There have been grumblings about Hirst choosing to open his gallery, home to selections from his 3,000-strong Murderme Collection of art, not with work by himself or his YBA buddies but with paintings from the early career of a late British abstractionist. Hirst first met Hoyland in 1992 and began to acquire his work in 2009, two years before Hoyland’s death. Outside the art world, Hoyland’s profile registers somewhere between a frown and a shrug. However, you can see immediately what Hirst, the artist who revolutionised a moribund British art scene in the late 1980s by looking across the Atlantic to the warehouse spaces of the Lower East Side and the ambitious art of Jeff Koons and co, sees in Hoyland, because Hoyland did something similar some 20 years earlier.
In the early 1960s Hoyland sought out US abstract expressionists such as colour field painters Barnett Newman, Mark Rothko, Morris Louis and Helen Frankenthaler. On his return he made work that was bigger and better than anything any other British abstract painter was doing at the time. Geometric forms – squares, rectangles, trapezoids – are dispersed across vast fields of subtly fluctuating colour, sometimes appearing to float, at others given a more structural job to do. There’s nuance as well as impact, restraint as well as drama. One minute you’re awed by an expanse of pigment as you might be the rusting hull of a ship, the next you’re drawn to frills and spills of paint where one thing abuts with or overlaps another, or stray drips that look like sparks in the creative process.

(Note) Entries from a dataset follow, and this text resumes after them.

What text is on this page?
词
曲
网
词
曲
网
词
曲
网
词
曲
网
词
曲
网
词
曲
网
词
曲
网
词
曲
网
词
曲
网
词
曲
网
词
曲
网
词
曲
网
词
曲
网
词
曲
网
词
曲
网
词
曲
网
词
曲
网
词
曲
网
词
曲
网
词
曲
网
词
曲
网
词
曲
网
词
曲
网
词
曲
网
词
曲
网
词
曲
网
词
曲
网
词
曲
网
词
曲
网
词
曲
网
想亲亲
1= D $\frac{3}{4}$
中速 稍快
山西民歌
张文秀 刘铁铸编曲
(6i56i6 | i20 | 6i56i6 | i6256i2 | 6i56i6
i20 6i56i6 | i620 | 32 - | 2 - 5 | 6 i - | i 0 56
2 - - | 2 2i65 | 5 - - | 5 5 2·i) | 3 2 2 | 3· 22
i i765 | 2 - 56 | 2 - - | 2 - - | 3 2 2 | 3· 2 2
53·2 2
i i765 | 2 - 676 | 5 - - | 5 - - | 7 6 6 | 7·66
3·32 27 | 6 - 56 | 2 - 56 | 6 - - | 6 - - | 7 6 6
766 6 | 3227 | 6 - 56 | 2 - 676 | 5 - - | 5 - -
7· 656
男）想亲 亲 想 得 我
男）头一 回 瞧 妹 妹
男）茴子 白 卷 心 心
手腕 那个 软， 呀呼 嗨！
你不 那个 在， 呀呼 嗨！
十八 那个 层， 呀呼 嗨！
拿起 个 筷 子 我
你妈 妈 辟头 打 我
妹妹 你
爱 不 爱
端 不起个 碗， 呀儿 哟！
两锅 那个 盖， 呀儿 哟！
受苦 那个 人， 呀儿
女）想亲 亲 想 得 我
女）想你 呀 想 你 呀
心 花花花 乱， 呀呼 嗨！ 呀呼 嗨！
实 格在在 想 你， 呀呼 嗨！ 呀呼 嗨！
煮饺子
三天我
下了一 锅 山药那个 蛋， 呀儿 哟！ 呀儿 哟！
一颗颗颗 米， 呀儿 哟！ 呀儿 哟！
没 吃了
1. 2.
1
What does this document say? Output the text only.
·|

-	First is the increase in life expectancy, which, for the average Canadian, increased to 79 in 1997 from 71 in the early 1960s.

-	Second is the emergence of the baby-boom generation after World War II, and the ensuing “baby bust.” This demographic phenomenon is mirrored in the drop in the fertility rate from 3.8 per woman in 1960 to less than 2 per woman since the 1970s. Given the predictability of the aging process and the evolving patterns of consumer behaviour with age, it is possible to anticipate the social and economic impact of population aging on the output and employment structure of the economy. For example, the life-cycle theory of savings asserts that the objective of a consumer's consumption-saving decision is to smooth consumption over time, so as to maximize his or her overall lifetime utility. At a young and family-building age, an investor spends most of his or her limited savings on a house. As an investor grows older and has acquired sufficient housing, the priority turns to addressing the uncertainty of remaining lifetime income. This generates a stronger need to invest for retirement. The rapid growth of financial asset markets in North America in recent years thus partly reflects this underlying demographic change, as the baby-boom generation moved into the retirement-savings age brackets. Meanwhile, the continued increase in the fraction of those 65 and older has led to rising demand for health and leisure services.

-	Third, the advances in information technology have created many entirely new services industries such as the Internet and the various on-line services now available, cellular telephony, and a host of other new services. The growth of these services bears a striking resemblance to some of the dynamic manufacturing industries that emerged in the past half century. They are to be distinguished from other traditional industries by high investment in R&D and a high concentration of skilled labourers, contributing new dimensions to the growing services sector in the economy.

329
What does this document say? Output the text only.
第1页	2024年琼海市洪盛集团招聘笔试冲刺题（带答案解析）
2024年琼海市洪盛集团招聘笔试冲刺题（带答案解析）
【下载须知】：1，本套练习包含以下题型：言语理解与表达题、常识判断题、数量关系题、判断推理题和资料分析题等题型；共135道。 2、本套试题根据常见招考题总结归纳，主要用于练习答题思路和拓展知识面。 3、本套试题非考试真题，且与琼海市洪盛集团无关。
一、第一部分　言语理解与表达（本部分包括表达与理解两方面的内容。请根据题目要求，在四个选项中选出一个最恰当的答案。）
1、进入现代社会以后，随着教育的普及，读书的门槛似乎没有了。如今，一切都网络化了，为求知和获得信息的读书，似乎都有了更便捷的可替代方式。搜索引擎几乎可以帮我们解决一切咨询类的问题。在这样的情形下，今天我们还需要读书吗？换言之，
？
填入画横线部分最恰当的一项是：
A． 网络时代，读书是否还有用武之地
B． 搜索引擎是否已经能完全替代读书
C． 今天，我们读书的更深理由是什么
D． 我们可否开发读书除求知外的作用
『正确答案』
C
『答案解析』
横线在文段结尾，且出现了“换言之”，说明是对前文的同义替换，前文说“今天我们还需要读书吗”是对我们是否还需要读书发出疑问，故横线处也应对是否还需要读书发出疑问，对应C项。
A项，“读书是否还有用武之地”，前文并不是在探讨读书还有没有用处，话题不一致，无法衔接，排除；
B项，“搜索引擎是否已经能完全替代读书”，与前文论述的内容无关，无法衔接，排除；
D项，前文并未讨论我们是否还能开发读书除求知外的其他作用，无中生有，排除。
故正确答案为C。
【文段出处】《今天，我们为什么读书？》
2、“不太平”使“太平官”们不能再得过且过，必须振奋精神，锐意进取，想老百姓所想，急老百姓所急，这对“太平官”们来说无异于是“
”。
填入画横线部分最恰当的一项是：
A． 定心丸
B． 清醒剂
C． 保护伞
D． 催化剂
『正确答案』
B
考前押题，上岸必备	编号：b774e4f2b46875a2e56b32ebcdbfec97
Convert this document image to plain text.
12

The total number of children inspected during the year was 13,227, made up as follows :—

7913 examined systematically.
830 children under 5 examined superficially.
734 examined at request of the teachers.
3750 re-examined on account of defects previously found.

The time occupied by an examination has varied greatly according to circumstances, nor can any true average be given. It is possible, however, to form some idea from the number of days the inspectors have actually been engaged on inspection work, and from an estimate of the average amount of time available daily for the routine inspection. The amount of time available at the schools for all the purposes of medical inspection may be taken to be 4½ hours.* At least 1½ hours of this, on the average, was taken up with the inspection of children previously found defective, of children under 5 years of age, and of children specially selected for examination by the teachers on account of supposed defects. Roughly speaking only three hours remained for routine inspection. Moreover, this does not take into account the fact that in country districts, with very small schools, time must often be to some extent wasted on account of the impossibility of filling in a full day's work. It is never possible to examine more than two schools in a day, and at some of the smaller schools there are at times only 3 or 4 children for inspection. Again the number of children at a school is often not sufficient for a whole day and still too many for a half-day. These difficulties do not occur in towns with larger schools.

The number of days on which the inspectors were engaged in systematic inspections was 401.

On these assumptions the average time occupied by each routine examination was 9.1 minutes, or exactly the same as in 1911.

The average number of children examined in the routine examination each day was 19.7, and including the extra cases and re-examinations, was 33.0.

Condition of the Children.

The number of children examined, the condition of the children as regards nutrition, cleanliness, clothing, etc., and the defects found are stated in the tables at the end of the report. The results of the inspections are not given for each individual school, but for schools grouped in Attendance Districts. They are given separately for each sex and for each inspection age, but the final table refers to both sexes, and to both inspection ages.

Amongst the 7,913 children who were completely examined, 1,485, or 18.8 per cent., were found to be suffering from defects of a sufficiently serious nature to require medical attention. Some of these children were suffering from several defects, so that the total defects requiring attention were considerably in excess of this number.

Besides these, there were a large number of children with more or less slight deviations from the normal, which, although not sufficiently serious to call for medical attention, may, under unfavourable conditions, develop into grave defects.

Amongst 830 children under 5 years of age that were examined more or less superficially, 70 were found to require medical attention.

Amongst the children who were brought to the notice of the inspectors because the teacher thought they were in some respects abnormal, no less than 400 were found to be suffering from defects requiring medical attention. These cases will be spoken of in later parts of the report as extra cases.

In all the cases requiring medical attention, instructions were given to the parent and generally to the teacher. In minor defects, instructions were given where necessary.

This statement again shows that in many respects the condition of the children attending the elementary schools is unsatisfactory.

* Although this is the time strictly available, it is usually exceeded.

That Hoyland’s art doesn’t look British, at least not in the self-effacing sense, isn’t surprising given its provenance. But neither does it look as derivative as you might fear. It’s assured, bold and oozes conviction. Did Hoyland remain this good into the 1980s and beyond? Unfortunately not. But at this point in his career he’s on fire. This is art that makes you acutely aware of architectural space and, by extension, the beautiful new spaces around you. If Hirst is paying a debt to an undervalued old friend, then it is repaid with interest, because Hoyland shows off his terrific new gallery brilliantly.